Ernährung Gesundheit

Mysterium Deklaration: was darf ins Hundefutter?

Anlässlich der aktuellen Diskussion um das Ergebnis von Stiftung Warentest zur Prüfung der Hundenassfuttersorten, wollen wir ein wenig mehr Licht ins Dunkel bringen. Die  Kennzeichnungspflicht wird durch die Futtermittelverkehrsverordnung (EG-VO 767/2009) geregelt und soll im Folgenden näher erläutert werden.

Was muss der Hersteller alles deklarieren?

Als Erstes muss angegeben werden, um welche Art Futtermittel es sich handelt. Alleinfuttermittel sind so zusammengesetzt, dass sie bei alleiniger Fütterung den kompletten täglichen Nährstoffbedarf des Tieres decken – und zwar sowohl für einen Welpen im Wachstum, ein ausgewachsenes Tier als auch für eine Hündin, die trächtig ist oder Junge säugt. Eine Ergänzung ist somit im Normalfall nicht notwendig. Um dies zu erreichen, muss die Futterzusammensetzung folglich so abgestimmt sein, dass die Tiere mit dem höchsten Bedarf an Nährstoffen keinen Mangel bekommen. Die Folge ist, dass ein normaler erwachsener Hund mit einigen Nährstoffen überversorgt ist. Zudem erinnert ein Dose, die auf den Punkt sämtliche Nährstoffe enthält eher an eine Meisterleistung der Laborkunst, als an eine Idee der Natur. Kein Nahrungsmittel natürlichen Ursprungs enthält nach vom Menschen tabellarisch vorgegebenen Einheiten jeden notwendigen Nährstoff. Die Ausgewogenheit in der Ernährung wird vielmehr durch entsprechende Abwechslung erreicht. Hunde sollten über einen Zeitraum von bis zu 14 Tagen sämtliche nötigen Nährstoffe erhalten, um keinen Nährstoffmangel zu erleiden. Und seien wir uns ehrlich, wir Hundehalter sind um bestmögliche Abwechslung im Napf unserer Vierbeiner bemüht. Eine lebenslange Fütterung von nur 1 einzigen Sorte Nassfutter ist somit extrem unrealistisch.

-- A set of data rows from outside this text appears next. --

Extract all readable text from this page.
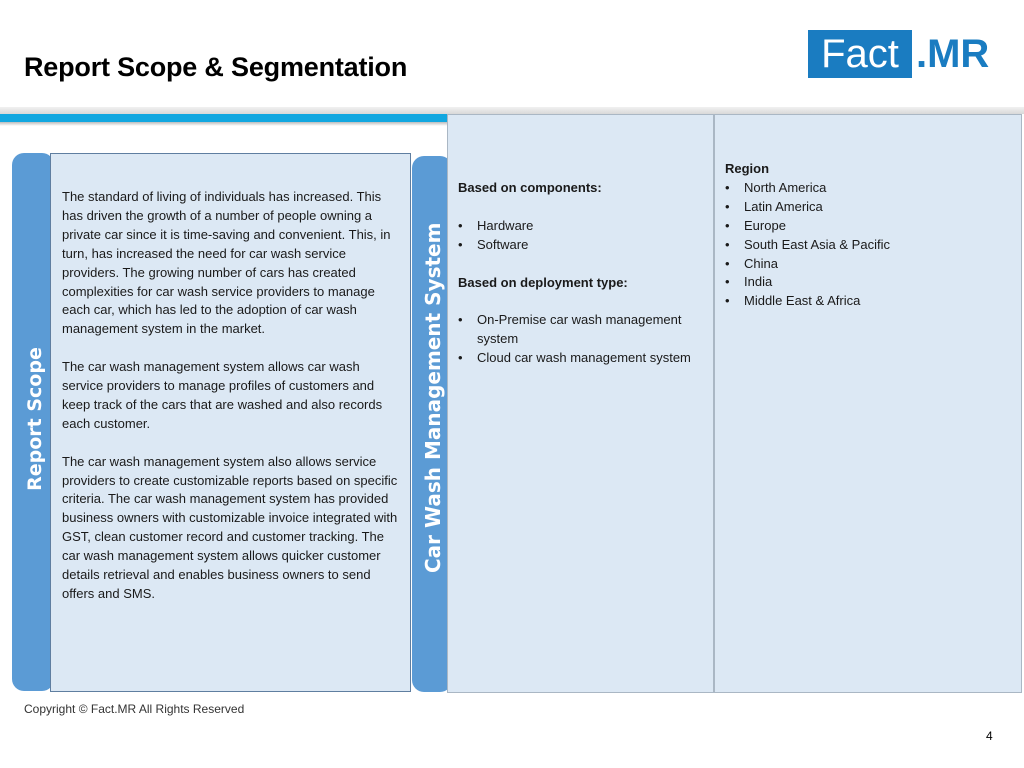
Report Scope & Segmentation	Fact .MR
Report Scope

The standard of living of individuals has increased. This has driven the growth of a number of people owning a private car since it is time-saving and convenient. This, in turn, has increased the need for car wash service providers. The growing number of cars has created complexities for car wash service providers to manage each car, which has led to the adoption of car wash management system in the market.

The car wash management system allows car wash service providers to manage profiles of customers and keep track of the cars that are washed and also records each customer.

The car wash management system also allows service providers to create customizable reports based on specific criteria. The car wash management system has provided business owners with customizable invoice integrated with GST, clean customer record and customer tracking. The car wash management system allows quicker customer details retrieval and enables business owners to send offers and SMS.

Car Wash Management System
Based on components:
• Hardware
• Software
Based on deployment type:
• On-Premise car wash management system
• Cloud car wash management system
Region
• North America
• Latin America
• Europe
• South East Asia & Pacific
• China
• India
• Middle East & Africa
Copyright © Fact.MR All Rights Reserved
4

Eine Alternative sind dann Alleinfutter, die speziell für „adulte/ausgewachsene“ Hunde konzipiert und auch so deklariert sind. Diese wären dann allerdings nicht für einen Welpen oder eine trächtige Hündin geeignet, da diese dann mit wichtigen Nährstoffen unterversorgt wären. Eine Art Sonderform der Alleinfuttermittel sind die Diätfuttermittel, die für besondere Ernährungszwecke konzipiert sind und spezielle Eigenschaften hinsichtlich Zusammensetzung und Nährstoffgehalte haben müssen, je nach Indikation. Vereinfacht gesagt sind dies Futter für kranke Tiere. Ein Futter für nierenkranke Tiere muss z.B. einen niedrigen Gehalt an Phosphor und Eiweiß aufweisen. Es gibt eine Positivliste der Indikationen (Tab. 1), d.h. alles was darauf steht ist erlaubt, alles andere wäre verboten.

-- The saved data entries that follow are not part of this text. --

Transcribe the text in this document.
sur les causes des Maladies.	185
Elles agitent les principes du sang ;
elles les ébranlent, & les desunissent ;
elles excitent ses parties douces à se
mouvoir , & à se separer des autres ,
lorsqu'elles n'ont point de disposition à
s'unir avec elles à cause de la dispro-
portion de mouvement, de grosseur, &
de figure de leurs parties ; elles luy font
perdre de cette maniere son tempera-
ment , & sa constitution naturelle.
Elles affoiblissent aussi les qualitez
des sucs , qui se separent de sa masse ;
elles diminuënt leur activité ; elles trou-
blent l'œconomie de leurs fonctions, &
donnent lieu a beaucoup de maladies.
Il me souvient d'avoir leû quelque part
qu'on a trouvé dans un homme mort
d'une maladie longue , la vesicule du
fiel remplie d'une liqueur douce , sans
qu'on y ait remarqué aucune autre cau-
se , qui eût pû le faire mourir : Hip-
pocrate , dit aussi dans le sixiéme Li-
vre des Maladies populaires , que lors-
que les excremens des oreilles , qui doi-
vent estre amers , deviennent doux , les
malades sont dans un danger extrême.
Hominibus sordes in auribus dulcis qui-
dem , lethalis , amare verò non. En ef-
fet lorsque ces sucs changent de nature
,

Im Gegensatz zu den Alleinfuttermitteln decken Ergänzungsfuttermittel nicht den kompletten Nährstoffbedarf ab und müssen daher mit anderen Futtermittel kombiniert (= ergänzt) werden, z.B. einem Mineralfutter. Tut man dies nicht, kann es zu Mangelerscheinungen kommen. Beispiele für Ergänzungsfuttermittel sind Hundeflocken, Kräutermischungen und Leckerli wie Hundekekse. Einzelfuttermittel sind Futtermittel, die nur aus einer einzigen Zutat bestehen, beispielsweise Fleisch oder Haferflocken, aber auch reine Fleischdosen, wenn außerdem nichts weiter enthalten ist (also auch  keine Mineralstoffe). Leckerli wie Schweineohren oder getrockneter Pansen sind auch Einzelfuttermittel. Hierbei wird also nichts zugesetzt oder ergänzt und die Nährstoffzusammensetzung ist entsprechend dem ursprünglich verwendeten Futtermittel, unter Berücksichtigung der Nährstoffverluste durch den Verarbeitungsprozess (z.B. Trocknung bei Kauprodukten oder Sterilisation bei Dosenherstellung).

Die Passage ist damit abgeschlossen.